Ella creía en la vida más allá de la muerte, creía en que pronto estaría en un lugar mejor y que allí ya no habrían dolores ni sufrimientos; pero lo que le quedaba de vida, debía aprovecharlo al máximo.

Ese mismo día, más temprano, su hijo Arandu había venido a jugar con ella. Había traído una docena de pequeños autos de juguete y los había acomodado sobre la cama, habían imaginado carreteras y ciudades alrededor de las cuales los autos circulaban. Mientras el pequeño imaginaba situaciones, ella lo miraba, memorizaba el color de su cabello, la pureza de su mirada. Era un buen chico, dulce y muy maduro para su edad.

—Cuando yo me vaya, cuidarás de tu hermanita, ¿verdad? —dijo tomándo su pequeña mano entre las suyas.

—¿A dónde vas a ir? —preguntó el pequeño.

—Al cielo, junto a papá Dios y a la Virgencita de Caacupé.

—¿Por qué te vas a ir? —preguntó—. ¡Yo también me quiero ir!

—Un día vas a ir también... y te voy a estar esperando. Prometeme que serás un buen chico —pidió intentando contener las lágrimas. El chico volvió a concentrarse en mover uno de los autitos y ella lo imaginó convertido en un hombre, guapo, trabajador, honrado.

—Sí, yo voy a cuidar a Panambí, mami —afirmó el pequeño luego de un rato.

Cuando su papá lo vino a buscar, trajo a su pequeña hermana. El médico le había pedido que no estuviera con más de uno a la vez. Ella besó a su chico en la frente y lo abrazó con mucha fuerza.

—Dios te bendiga, te cuide y te proteja siempre mi bebé —agregó haciendo la señal de la cruz en la frente de su hijo.

—No soy más un bebé. —Se quejó el chico y su madre sonrió.

La pequeña niña de pelo negro estaba adormilada, su padre la colocó al lado de la cama y la chiquita se arrastró hasta colocar su cabeza en el pecho de su madre. Cuando su marido y su hijo se fueron, ella le cantó; le cantó como lo hacía siempre, desde el día que nació... incluso mucho antes. A pesar de que Panambí no podía escuchar, ella había insistido en cantarle desde siempre, y la niña se colocaba cerca de su pecho, donde parecía recibir las vibraciones de la voz de su madre... eso la calmaba y enseguida quedaba dormida.

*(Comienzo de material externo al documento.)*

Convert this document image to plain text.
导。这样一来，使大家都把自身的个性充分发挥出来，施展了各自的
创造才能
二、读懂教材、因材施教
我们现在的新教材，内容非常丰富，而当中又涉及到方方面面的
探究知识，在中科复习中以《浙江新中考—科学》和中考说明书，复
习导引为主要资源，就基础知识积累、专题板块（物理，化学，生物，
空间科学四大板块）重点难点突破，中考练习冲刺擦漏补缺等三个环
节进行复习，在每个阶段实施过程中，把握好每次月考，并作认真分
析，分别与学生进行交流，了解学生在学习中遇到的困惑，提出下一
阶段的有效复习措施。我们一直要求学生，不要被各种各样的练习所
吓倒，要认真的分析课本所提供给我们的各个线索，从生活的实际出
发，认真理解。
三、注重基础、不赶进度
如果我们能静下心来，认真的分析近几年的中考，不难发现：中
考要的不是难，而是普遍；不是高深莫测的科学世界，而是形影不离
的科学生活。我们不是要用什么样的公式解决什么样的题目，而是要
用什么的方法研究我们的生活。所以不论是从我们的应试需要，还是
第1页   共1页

—Serás una niña muy bonita mi Panambí... serás muy fuerte porque lo has sido desde antes de nacer. Juntas vencimos todos los obstáculos y ahora que te miro, tan linda, tan perfecta... sé que todo valió la pena. Nunca te olvides que sos la mariposita de mamá, que un día tenés que abrir tus alitas y volar, tenés que tener una mejor vida que la que me tocó a mí, vos tenés que llegar lejos.

»Nunca te des por vencida mi chiquita, no dejes que nadie te haga sentir diferente porque vos no sos diferente, sos especial. Vos no podés escuchar, pero las personas que te quieran sabrán escuchar tu hermoso silencio, sabrán encontrar la mejor melodía en tus ojos brillantes, en tu sonrisa chispeante, en tu alegría y tu fortaleza. Pase lo que pase, mi bebé... no te des por vencida nunca. La vida es de los que la luchan hasta el último suspiro, mi hija. Yo me voy, pero no me quejo y doy gracias a Dios que me permitió quedarme un tiempo a tu lado y verte crecer.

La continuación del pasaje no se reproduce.